Yes, I'll start. We think there's a clear opportunity here. Part of what will drive the value of capturing that opportunity is doing a study that is enriched for success. At ATS, for example, we'll have steering committee meetings with luminaries in the space to discuss, if we're going to study this disease, what is the best sample of patients to include. If we get that right, we all know that treprostinil will improve the PAH component of the disease, and that obviously would benefit outcomes for patients with PH-COPD. We'll focus our time and attention on making sure we get the inclusion and exclusion criteria right. Then we'll design a protocol, using all our experience, that we think will be enriched for success, and then we'll take it to goal. That's where we are with the program. It won't get going until 2027 at best. More to come on that, but I appreciate the question. It's a massive opportunity, in excess of $4 billion or more on its own.

Operator

This does conclude the question-and-answer session of today's program. I'd like to hand the program back to Dr. Roger Jeffs for any further remarks.

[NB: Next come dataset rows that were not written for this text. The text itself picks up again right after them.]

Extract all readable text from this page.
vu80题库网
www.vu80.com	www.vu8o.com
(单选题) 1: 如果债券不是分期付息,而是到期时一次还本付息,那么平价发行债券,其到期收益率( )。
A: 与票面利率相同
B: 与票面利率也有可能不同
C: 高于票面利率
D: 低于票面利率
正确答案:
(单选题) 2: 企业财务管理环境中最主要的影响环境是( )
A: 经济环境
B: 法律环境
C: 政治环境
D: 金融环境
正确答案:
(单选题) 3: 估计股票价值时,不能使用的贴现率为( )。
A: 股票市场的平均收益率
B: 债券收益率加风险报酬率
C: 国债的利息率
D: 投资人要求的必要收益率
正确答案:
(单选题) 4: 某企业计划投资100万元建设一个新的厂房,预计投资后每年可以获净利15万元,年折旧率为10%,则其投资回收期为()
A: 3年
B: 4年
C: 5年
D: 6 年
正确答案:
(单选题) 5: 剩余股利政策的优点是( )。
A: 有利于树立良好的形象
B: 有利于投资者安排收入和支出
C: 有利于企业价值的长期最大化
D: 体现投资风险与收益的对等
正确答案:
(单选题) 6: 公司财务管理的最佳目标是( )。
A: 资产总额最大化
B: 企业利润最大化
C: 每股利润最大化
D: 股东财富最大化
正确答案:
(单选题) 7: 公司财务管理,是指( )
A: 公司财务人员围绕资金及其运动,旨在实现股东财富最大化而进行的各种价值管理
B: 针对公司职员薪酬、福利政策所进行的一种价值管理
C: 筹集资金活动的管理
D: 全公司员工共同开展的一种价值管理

Yes. Thank you, operator, and thank you, everybody, for joining us. I think I'd just leave you with what we're really excited about where the business is headed. I think we're going to focus on 4 key areas. One is the continued success in the launch of YUTREPIA and its growth, doing market support studies to cement our position for YUTREPIA as the anchoring prostacyclin in the market, both for transitions from inhaled and oral, looking at synergies with sotatercept. We're also going to focus on L606 advancement and get that to the goal as soon as we can. And then as we just answered the question around evolving broader indications such as IPF, PPF, PH-COPD and Raynaud's so that we can expand this business by multiples and not percents. So again, thank you, everyone, for your time and attention today. We look forward to speaking to you at conferences in the coming future.

Operator

Thank you, ladies and gentlemen, for your participation in today's conference. This does conclude the program. You may now disconnect. Good day.